In FY2018, India’s IT-BPM industry is set to grow ~8%, from USD 154 billion in FY2017 to USD ~167 billion (excl. eCommerce), an addition of USD 12 billion. The IT-BPM Exports from India are expected to reach USD ~126 billion, a 7.7% growth over FY2017 and an addition of USD 9 billion. Overall, the industry is estimated to employ 3.97 million people, an addition of ~105,000 people over FY2017. The domestic IT services are likely to grow ~7.9% to reach USD 41 billion while eCommerce, a USD 38.5 billion market, is seen to grow nearly 17% y-o-y. backed by an increase in online transactions.

As per India’s IT-BPM Industry Association – NASSCOM, the outlook for the Indian information technology (IT) sector is steady, with a positive bias for FY2019. It expected the export revenues to grow to ~$135-137 billion from the $126 billion in FY 2018, a growth of ~7-9%. The Domestic revenues are expected to grow 10-12% to ~$28-29 billion in the financial year 2018-19. The industry body expects digital spends to grow 20% annually.

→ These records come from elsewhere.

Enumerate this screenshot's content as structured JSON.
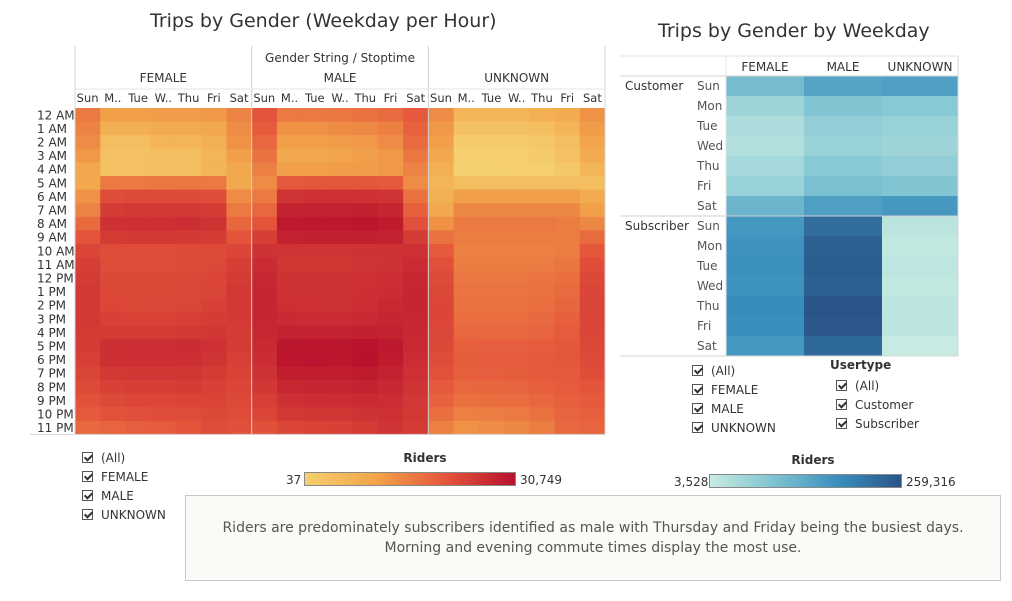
{
  "left_title": "Trips by Gender (Weekday per Hour)",
  "right_title": "Trips by Gender by Weekday",
  "left_filter": {
    "items": [
      "(All)",
      "FEMALE",
      "MALE",
      "UNKNOWN"
    ]
  },
  "right_filter": {
    "items": [
      "(All)",
      "FEMALE",
      "MALE",
      "UNKNOWN"
    ]
  },
  "usertype_filter": {
    "title": "Usertype",
    "items": [
      "(All)",
      "Customer",
      "Subscriber"
    ]
  },
  "left_legend": {
    "title": "Riders",
    "min": "37",
    "max": "30,749",
    "colors": [
      "#f5d06f",
      "#f2a54a",
      "#e5563b",
      "#b8122d"
    ]
  },
  "right_legend": {
    "title": "Riders",
    "min": "3,528",
    "max": "259,316",
    "colors": [
      "#c7ebe2",
      "#7fc3d1",
      "#3a8fbe",
      "#2a5588"
    ]
  },
  "note": {
    "line1": "Riders are predominately subscribers identified as male with Thursday and Friday being the busiest days.",
    "line2": "Morning and evening commute times display the most use."
  },
  "chart_data": [
    {
      "type": "heatmap",
      "title": "Trips by Gender (Weekday per Hour)",
      "column_header": "Gender String / Stoptime",
      "genders": [
        "FEMALE",
        "MALE",
        "UNKNOWN"
      ],
      "day_labels": [
        "Sun",
        "M..",
        "Tue",
        "W..",
        "Thu",
        "Fri",
        "Sat"
      ],
      "hours": [
        "12 AM",
        "1 AM",
        "2 AM",
        "3 AM",
        "4 AM",
        "5 AM",
        "6 AM",
        "7 AM",
        "8 AM",
        "9 AM",
        "10 AM",
        "11 AM",
        "12 PM",
        "1 PM",
        "2 PM",
        "3 PM",
        "4 PM",
        "5 PM",
        "6 PM",
        "7 PM",
        "8 PM",
        "9 PM",
        "10 PM",
        "11 PM"
      ],
      "value_range": [
        37,
        30749
      ],
      "values": {
        "FEMALE": [
          [
            1200,
            400,
            400,
            450,
            450,
            500,
            900
          ],
          [
            900,
            200,
            200,
            250,
            250,
            300,
            700
          ],
          [
            700,
            100,
            100,
            150,
            150,
            200,
            600
          ],
          [
            500,
            80,
            80,
            100,
            100,
            150,
            400
          ],
          [
            300,
            80,
            80,
            100,
            100,
            150,
            300
          ],
          [
            300,
            1200,
            1200,
            1300,
            1300,
            1200,
            300
          ],
          [
            600,
            4500,
            4800,
            4800,
            4700,
            4300,
            700
          ],
          [
            900,
            8000,
            8500,
            8500,
            8400,
            7500,
            1200
          ],
          [
            1800,
            11000,
            11500,
            11500,
            11800,
            10500,
            2000
          ],
          [
            3500,
            8000,
            8200,
            8200,
            8100,
            7500,
            3500
          ],
          [
            5500,
            4500,
            4500,
            4500,
            4600,
            4800,
            5500
          ],
          [
            7000,
            4500,
            4500,
            4500,
            4600,
            5000,
            7000
          ],
          [
            8000,
            5000,
            5000,
            5000,
            5200,
            5500,
            8000
          ],
          [
            8500,
            5000,
            5000,
            5000,
            5300,
            5800,
            8500
          ],
          [
            8500,
            5500,
            5200,
            5300,
            5600,
            6500,
            8500
          ],
          [
            8500,
            6500,
            6300,
            6300,
            6700,
            7500,
            8200
          ],
          [
            8000,
            8000,
            8000,
            8000,
            8300,
            8800,
            7800
          ],
          [
            7500,
            11500,
            12000,
            12000,
            12500,
            11000,
            7500
          ],
          [
            6800,
            11500,
            12000,
            11800,
            12200,
            10000,
            6800
          ],
          [
            5800,
            8500,
            9000,
            9000,
            9500,
            8000,
            6000
          ],
          [
            4800,
            6500,
            7000,
            7000,
            7500,
            6500,
            5500
          ],
          [
            3800,
            5000,
            5500,
            5500,
            6000,
            6000,
            5000
          ],
          [
            3000,
            3800,
            4000,
            4200,
            4500,
            5000,
            4500
          ],
          [
            2000,
            2200,
            2600,
            2800,
            3500,
            4500,
            4000
          ]
        ],
        "MALE": [
          [
            3500,
            1200,
            1200,
            1300,
            1500,
            1800,
            3000
          ],
          [
            2800,
            600,
            600,
            700,
            800,
            1000,
            2400
          ],
          [
            2000,
            400,
            400,
            450,
            500,
            700,
            1800
          ],
          [
            1500,
            300,
            300,
            350,
            400,
            500,
            1300
          ],
          [
            1000,
            400,
            400,
            450,
            450,
            500,
            900
          ],
          [
            700,
            3000,
            3200,
            3200,
            3200,
            3000,
            700
          ],
          [
            1200,
            10000,
            11000,
            11000,
            11000,
            10000,
            1500
          ],
          [
            2000,
            17000,
            18000,
            18000,
            18500,
            16500,
            2500
          ],
          [
            3500,
            24000,
            25000,
            25000,
            27000,
            23000,
            4000
          ],
          [
            7000,
            18000,
            19000,
            19000,
            19500,
            17500,
            7500
          ],
          [
            10500,
            10000,
            10000,
            10000,
            10500,
            10500,
            11000
          ],
          [
            13000,
            9500,
            9500,
            9500,
            10000,
            10500,
            13000
          ],
          [
            15000,
            10500,
            10500,
            10500,
            11000,
            12000,
            15000
          ],
          [
            16000,
            10500,
            10500,
            10500,
            11500,
            12500,
            16000
          ],
          [
            16000,
            11500,
            11000,
            11200,
            12000,
            14000,
            16000
          ],
          [
            16000,
            13500,
            13000,
            13000,
            14000,
            16000,
            15500
          ],
          [
            15000,
            17500,
            17500,
            17500,
            18500,
            18000,
            14500
          ],
          [
            14000,
            26500,
            27000,
            26000,
            29500,
            24000,
            14000
          ],
          [
            12500,
            27000,
            27500,
            26500,
            30749,
            22500,
            12500
          ],
          [
            10500,
            20000,
            21000,
            21000,
            23000,
            18000,
            11000
          ],
          [
            9000,
            15000,
            16000,
            16000,
            17500,
            14500,
            10000
          ],
          [
            7000,
            11000,
            12000,
            12500,
            13500,
            12500,
            9000
          ],
          [
            5500,
            8500,
            9000,
            9500,
            10500,
            11000,
            8500
          ],
          [
            4000,
            5500,
            6000,
            6500,
            8000,
            10000,
            8000
          ]
        ],
        "UNKNOWN": [
          [
            700,
            150,
            150,
            150,
            200,
            250,
            600
          ],
          [
            500,
            80,
            80,
            80,
            100,
            150,
            450
          ],
          [
            400,
            50,
            50,
            50,
            60,
            100,
            350
          ],
          [
            300,
            40,
            40,
            40,
            50,
            80,
            250
          ],
          [
            200,
            37,
            37,
            40,
            40,
            60,
            150
          ],
          [
            150,
            100,
            100,
            100,
            100,
            100,
            100
          ],
          [
            200,
            400,
            400,
            400,
            400,
            400,
            250
          ],
          [
            300,
            800,
            800,
            800,
            800,
            800,
            400
          ],
          [
            600,
            1200,
            1200,
            1200,
            1200,
            1100,
            800
          ],
          [
            1500,
            1100,
            1100,
            1100,
            1100,
            1100,
            1800
          ],
          [
            3000,
            1000,
            1000,
            1000,
            1000,
            1100,
            3200
          ],
          [
            4000,
            1100,
            1100,
            1100,
            1100,
            1300,
            4200
          ],
          [
            4800,
            1300,
            1300,
            1300,
            1400,
            1600,
            5000
          ],
          [
            5200,
            1400,
            1400,
            1400,
            1500,
            1800,
            5500
          ],
          [
            5500,
            1500,
            1500,
            1500,
            1600,
            2100,
            5800
          ],
          [
            5500,
            1700,
            1700,
            1700,
            1900,
            2500,
            5800
          ],
          [
            5300,
            2000,
            2000,
            2000,
            2200,
            2800,
            5500
          ],
          [
            5000,
            2500,
            2600,
            2600,
            2800,
            3100,
            5200
          ],
          [
            4500,
            2700,
            2800,
            2800,
            3000,
            3200,
            4800
          ],
          [
            3800,
            2500,
            2600,
            2700,
            2900,
            3000,
            4200
          ],
          [
            3000,
            2000,
            2100,
            2200,
            2500,
            2800,
            3500
          ],
          [
            2300,
            1500,
            1600,
            1700,
            2000,
            2500,
            3000
          ],
          [
            1600,
            1000,
            1100,
            1200,
            1500,
            2200,
            2500
          ],
          [
            1000,
            600,
            700,
            800,
            1100,
            2000,
            2200
          ]
        ]
      }
    },
    {
      "type": "heatmap",
      "title": "Trips by Gender by Weekday",
      "columns": [
        "FEMALE",
        "MALE",
        "UNKNOWN"
      ],
      "groups": [
        {
          "name": "Customer",
          "days": [
            "Sun",
            "Mon",
            "Tue",
            "Wed",
            "Thu",
            "Fri",
            "Sat"
          ],
          "values": [
            [
              18000,
              35000,
              40000
            ],
            [
              8000,
              14000,
              12000
            ],
            [
              6000,
              10000,
              9000
            ],
            [
              5500,
              9000,
              8000
            ],
            [
              7000,
              12000,
              10000
            ],
            [
              9000,
              16000,
              14000
            ],
            [
              22000,
              40000,
              48000
            ]
          ]
        },
        {
          "name": "Subscriber",
          "days": [
            "Sun",
            "Mon",
            "Tue",
            "Wed",
            "Thu",
            "Fri",
            "Sat"
          ],
          "values": [
            [
              50000,
              140000,
              4500
            ],
            [
              55000,
              205000,
              4000
            ],
            [
              58000,
              215000,
              4200
            ],
            [
              56000,
              200000,
              4000
            ],
            [
              65000,
              259316,
              4400
            ],
            [
              62000,
              245000,
              4300
            ],
            [
              48000,
              160000,
              3528
            ]
          ]
        }
      ],
      "value_range": [
        3528,
        259316
      ]
    }
  ]
}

Profit & Loss Statement:- (Consolidated)

(Rs Crores)

DESCRIPTION 16-Mar 17-Mar 18-Mar 19-Mar 20-Mar
Net Sales 26494.20 29140.80 30772.90 38466.13 41543.42
Growth (%) 10.00% 6.00% 25.00% 8.00%
Power & Fuel Cost 168.80 187.90 194.70 243.38 262.85
% Sales 1.00% 1.00% 1.00% 1.00% 1.00%
Employee Cost 13947.50 15453.90 16624.00 20387.05 22018.01
% Sales 53.00% 53.00% 54.00% 53.00% 53.00%
Cost of Software developments 4699.90 5457.60 5402.20 6923.90 7477.81
% Sales 18.00% 19.00% 18.00% 18.00% 18.00%
Operating Expenses 615.10 689.60 668.90 836.12 903.02
% Sales 2.00% 2.00% 2.00% 2.00% 2.00%
General and Administration Expenses 2418.20 2656.00 2643.40 3461.95 3738.91
% Sales 9.00% 9.00% 9.00% 9.00% 9.00%
Selling and Marketing Expenses 131.40 196.30 185.70 200.00 216.00
% Sales 0.00% 1.00% 1.00% 1.00% 1.00%
Miscellaneous Expenses 382.00 476.10 371.50 400.00 450.00
% Sales 1.00% 2.00% 1.00% 1.00% 1.00%
Total Expenditure 22362.90 25117.40 26090.40 32452.40 35066.59
EBITDA 4131.30 4023.40 4682.50 6013.73 6476.82
EBITDA Margin (%) 16.00% 14.00% 15.00% 16.00% 16.00%
Other Income 578.70 938.60 1443.60 490.00 750.00
Interest 97.00 128.60 162.40 110.00 85.00
Depreciation 758.90 978.10 1085.00 1190.00 1250.00
Profit Before Tax 3854.10 3855.30 4878.70 5203.73 5891.82
Tax 830.10 1002.10 1092.60 1248.89 1414.04
Tax (%) 22.00% 26.00% 22.00% 24.00% 24.00%
Profit After Tax 3024.00 2853.20 3786.10 3954.83 4477.79
PAT Margin (%) 11.00% 10.00% 12.00% 10.00% 11.00%
Adjusted EPS 34.36 32.05 43.01 40.34 45.68
Source: Stockaxis Research, Company Data


We expect the communication business to boost growth going forward. This will lead to EBITDA margin expansion. Additionally, with the Indian currency devaluing, the company is expected to record substantial bottom line growth.

We recommend ‘buy’ with a target price of Rs. 925 at a P/E valuation of 20.50x its FY20E EPS. The stock currently trades at a PE of 17.25x FY19E and 15.25x FY20E EPS.